Sunnyvale January 14th – The Hive got off with a great start for the New Year by hosting an event on “The Future of Data” featuring Doug Cutting, the founder of Hadoop. More than 600 people attended the talk at NetApp HQ which raised much debate.

doug cutting big dataDoug Cutting serves as Chief Architect of Cloudera, Inc. He is the founder of several successful open-source projects, Lucene, Nutch, Avro, and especially Hadoop. He presented the underlying causes of the current revolution in data processing methods and based on these facts he predicted how the data world might evolve.

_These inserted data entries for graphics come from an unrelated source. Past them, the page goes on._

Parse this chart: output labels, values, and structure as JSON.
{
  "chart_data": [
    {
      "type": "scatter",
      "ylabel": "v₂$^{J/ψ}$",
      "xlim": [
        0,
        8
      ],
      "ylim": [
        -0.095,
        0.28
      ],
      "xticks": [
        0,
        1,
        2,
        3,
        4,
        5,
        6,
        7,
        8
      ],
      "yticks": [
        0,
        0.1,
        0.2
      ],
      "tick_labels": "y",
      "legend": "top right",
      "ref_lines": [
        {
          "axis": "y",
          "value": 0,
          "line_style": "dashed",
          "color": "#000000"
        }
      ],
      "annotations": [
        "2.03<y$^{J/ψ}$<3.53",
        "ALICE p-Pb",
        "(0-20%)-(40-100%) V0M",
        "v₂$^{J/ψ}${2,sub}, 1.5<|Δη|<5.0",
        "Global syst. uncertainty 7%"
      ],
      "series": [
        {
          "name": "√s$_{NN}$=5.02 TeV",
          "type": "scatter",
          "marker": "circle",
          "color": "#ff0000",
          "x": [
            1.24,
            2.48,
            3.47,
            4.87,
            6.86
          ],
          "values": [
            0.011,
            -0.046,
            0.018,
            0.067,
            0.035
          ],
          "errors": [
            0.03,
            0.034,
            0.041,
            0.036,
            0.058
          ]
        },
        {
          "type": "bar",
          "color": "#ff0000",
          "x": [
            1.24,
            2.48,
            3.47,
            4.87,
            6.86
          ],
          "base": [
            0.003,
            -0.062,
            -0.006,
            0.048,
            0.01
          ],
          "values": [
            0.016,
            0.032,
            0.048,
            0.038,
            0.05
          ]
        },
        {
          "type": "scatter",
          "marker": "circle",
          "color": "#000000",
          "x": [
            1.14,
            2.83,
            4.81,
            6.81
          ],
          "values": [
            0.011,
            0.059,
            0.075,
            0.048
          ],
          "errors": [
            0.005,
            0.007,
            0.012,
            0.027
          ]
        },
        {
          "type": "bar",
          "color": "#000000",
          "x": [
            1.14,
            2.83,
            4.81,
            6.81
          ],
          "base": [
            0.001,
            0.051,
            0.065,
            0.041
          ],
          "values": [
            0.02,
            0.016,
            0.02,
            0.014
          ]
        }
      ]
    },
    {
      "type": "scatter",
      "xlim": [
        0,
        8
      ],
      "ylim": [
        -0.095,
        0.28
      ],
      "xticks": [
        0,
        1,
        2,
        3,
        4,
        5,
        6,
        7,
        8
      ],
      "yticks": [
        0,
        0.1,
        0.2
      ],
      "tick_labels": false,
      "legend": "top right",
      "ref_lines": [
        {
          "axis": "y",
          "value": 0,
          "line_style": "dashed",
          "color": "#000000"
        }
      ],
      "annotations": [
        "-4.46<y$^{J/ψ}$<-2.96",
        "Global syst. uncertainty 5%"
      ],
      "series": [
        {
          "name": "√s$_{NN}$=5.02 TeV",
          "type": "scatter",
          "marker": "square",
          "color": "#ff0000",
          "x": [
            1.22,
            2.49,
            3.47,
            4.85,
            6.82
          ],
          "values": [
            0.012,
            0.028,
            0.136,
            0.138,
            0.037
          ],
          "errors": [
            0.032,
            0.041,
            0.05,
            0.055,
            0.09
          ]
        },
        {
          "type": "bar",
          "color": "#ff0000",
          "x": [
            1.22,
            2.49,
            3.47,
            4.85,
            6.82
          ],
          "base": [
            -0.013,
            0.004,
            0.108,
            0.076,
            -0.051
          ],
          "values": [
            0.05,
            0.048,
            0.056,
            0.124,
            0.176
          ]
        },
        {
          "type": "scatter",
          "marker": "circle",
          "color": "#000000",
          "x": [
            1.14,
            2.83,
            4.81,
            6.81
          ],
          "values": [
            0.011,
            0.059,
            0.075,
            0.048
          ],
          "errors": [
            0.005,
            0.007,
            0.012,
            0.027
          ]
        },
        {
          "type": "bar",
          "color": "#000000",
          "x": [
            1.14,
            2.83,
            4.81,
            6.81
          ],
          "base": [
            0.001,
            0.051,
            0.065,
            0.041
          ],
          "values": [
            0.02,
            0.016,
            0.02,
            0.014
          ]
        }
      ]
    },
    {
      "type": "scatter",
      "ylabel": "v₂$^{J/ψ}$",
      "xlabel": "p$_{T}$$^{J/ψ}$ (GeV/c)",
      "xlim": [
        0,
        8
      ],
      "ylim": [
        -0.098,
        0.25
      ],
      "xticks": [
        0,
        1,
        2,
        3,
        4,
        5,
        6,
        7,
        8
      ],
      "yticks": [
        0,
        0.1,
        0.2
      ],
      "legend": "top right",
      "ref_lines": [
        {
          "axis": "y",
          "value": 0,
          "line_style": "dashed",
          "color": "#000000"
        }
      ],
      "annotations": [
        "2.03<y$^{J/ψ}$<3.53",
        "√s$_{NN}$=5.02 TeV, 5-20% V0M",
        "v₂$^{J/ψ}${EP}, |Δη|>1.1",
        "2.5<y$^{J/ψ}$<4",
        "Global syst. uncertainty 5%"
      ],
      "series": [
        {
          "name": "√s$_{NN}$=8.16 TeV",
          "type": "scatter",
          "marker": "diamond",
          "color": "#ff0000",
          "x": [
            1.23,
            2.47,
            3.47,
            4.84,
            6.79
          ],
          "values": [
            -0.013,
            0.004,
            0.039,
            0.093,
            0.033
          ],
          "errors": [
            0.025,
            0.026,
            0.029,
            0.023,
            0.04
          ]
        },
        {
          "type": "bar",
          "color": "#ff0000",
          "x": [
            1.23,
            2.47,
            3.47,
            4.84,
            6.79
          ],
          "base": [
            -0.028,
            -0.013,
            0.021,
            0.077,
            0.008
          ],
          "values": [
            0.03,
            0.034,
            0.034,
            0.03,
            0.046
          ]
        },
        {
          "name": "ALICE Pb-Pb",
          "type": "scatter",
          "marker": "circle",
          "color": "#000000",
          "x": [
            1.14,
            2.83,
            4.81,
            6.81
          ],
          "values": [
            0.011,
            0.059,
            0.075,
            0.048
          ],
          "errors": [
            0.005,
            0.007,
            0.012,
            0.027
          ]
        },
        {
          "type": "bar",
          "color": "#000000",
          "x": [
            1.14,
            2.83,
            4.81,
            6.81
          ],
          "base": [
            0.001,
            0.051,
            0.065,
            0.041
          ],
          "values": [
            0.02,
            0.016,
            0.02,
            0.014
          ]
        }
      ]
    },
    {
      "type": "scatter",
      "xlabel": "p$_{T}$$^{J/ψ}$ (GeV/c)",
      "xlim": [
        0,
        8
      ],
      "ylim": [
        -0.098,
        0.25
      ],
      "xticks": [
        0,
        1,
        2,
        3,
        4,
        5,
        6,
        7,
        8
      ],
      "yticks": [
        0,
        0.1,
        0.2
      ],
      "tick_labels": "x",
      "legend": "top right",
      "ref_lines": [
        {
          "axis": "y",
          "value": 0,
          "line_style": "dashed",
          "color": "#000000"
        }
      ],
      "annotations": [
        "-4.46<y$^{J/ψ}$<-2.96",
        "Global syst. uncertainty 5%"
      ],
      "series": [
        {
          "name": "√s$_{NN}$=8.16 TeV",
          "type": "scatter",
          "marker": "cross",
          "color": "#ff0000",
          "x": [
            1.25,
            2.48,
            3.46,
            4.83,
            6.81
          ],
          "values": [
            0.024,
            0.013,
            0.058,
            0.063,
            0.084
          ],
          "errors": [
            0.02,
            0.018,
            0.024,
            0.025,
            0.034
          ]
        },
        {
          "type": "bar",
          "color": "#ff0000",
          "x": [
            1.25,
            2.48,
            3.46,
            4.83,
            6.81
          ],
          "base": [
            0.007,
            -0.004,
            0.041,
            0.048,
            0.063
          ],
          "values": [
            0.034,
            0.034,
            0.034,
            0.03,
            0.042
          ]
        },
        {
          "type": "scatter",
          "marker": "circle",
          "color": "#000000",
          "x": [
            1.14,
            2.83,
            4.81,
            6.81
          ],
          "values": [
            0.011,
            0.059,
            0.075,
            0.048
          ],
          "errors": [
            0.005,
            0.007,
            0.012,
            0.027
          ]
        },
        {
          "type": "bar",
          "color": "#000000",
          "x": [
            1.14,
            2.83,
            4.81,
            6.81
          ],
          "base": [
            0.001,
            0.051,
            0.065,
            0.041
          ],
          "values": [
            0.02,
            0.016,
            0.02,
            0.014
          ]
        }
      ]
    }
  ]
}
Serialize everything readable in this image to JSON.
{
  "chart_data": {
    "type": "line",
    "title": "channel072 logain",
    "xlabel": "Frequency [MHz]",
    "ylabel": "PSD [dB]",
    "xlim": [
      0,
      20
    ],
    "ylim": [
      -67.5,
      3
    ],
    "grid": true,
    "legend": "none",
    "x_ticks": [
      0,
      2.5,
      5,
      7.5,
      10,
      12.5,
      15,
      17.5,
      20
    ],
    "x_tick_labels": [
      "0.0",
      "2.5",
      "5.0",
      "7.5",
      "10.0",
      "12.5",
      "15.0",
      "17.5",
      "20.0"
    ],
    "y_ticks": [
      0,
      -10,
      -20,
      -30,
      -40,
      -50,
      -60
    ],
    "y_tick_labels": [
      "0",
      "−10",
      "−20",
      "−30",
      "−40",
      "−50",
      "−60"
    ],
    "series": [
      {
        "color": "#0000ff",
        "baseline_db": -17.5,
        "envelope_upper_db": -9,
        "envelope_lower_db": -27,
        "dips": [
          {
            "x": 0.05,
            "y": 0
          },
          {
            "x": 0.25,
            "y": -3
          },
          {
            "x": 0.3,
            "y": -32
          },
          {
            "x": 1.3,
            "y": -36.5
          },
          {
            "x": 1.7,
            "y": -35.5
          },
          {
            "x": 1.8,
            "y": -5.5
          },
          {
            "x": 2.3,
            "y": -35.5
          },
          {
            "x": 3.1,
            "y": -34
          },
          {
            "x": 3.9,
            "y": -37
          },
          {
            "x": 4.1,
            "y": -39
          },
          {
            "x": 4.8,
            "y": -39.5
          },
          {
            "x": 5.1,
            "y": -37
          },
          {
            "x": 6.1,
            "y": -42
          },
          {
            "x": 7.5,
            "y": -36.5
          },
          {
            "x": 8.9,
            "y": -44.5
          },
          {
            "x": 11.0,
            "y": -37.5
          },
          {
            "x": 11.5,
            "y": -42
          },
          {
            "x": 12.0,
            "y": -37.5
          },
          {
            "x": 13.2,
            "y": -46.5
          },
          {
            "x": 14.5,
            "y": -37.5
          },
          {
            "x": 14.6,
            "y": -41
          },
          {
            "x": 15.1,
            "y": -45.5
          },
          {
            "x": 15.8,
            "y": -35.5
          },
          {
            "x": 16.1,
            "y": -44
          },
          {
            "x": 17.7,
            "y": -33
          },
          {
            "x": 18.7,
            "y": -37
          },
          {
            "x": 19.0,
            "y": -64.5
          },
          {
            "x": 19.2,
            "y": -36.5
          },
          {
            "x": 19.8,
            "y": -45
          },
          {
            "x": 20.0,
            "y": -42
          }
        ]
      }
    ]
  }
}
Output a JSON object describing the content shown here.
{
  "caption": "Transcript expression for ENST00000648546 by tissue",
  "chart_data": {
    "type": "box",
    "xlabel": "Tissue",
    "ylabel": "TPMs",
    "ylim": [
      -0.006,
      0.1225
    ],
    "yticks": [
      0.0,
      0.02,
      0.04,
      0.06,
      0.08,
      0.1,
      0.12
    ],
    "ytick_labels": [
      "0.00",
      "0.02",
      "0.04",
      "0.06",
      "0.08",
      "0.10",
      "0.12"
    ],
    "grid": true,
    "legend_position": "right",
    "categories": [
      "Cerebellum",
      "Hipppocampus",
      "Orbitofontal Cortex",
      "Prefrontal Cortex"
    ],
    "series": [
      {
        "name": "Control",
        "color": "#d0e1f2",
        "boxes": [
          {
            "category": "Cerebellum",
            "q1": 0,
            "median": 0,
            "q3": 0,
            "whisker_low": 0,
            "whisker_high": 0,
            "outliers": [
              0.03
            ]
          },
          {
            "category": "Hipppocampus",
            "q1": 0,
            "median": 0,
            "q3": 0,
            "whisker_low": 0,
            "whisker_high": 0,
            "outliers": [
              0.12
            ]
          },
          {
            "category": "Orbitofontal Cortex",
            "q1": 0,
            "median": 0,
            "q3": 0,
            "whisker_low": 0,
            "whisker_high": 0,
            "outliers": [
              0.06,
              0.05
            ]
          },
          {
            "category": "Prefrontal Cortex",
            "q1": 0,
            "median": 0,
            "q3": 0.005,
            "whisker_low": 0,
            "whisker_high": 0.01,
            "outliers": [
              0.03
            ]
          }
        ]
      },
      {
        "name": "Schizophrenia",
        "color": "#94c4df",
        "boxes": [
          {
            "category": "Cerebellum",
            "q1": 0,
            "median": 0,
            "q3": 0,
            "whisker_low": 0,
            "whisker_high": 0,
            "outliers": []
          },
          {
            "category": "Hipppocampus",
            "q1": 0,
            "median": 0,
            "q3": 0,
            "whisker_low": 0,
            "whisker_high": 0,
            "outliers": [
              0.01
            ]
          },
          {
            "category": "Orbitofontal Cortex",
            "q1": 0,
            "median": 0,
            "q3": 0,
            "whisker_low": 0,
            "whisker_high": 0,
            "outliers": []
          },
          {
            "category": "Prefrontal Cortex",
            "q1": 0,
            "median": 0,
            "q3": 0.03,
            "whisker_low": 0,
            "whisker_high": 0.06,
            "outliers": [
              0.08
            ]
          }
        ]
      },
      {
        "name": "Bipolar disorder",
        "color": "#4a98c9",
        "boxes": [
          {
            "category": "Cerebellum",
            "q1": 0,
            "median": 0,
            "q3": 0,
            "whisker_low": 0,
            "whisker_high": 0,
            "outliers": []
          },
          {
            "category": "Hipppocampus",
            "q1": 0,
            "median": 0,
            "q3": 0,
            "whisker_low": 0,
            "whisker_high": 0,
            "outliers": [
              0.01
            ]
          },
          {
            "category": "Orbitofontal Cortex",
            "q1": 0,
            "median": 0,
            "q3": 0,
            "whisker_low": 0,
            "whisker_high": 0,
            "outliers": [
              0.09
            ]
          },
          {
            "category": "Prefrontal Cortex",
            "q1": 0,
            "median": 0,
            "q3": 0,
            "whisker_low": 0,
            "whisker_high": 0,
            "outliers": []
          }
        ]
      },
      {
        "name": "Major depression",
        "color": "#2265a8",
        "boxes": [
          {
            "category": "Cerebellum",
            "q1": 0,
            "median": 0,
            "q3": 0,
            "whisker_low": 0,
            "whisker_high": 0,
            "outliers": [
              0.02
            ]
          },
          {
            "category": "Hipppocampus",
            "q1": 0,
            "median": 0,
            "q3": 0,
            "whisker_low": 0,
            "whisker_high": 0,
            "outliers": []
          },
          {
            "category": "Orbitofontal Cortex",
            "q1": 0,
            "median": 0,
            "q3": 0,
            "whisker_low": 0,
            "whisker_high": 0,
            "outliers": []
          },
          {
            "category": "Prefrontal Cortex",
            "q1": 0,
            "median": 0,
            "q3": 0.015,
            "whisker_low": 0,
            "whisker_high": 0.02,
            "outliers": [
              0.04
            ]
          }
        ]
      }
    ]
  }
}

First, according to Doug as hardware gets cheaper we would be able to process more data. This means a lot because data are incredibly valuable. In every industry, data is necessary to stay competitive. Then, he stated that platform technologies will be open-sourced. According to Doug people are concerned about data security and prefer having a vendor-independent platform. Then Doug provided some definition on Hadoop; a software library that allows for the distributed processing of large data sets across clusters of computers using simple programming models, or in short a platform to help work with data.

The Hadoop project is the result of years of work and it overcame many challenges., For instance, in 2008, after two years at Yahoo to create Hadoop (reusing a lot of code from a 2002 project), Doug and his team got a web-scalable open-source engine to the level they wanted, but it was not very secure. Indeed, every device was linked; if one machine was down, everything was down. A lot of work has been done since to solve this problem and thus improve the platform.

In conclusion, Hadoop has known an incredible growth and gained a large audience, beyond math computer scientists. Hadoop dominates Big Data. As people seem to have adopted it as a standard (Microsoft, soon IBM…), Doug claimed that it is becoming the central component for data management. He even created another expression to name the entire ecosystem around Hadoop: “The enterprise Data Hub”.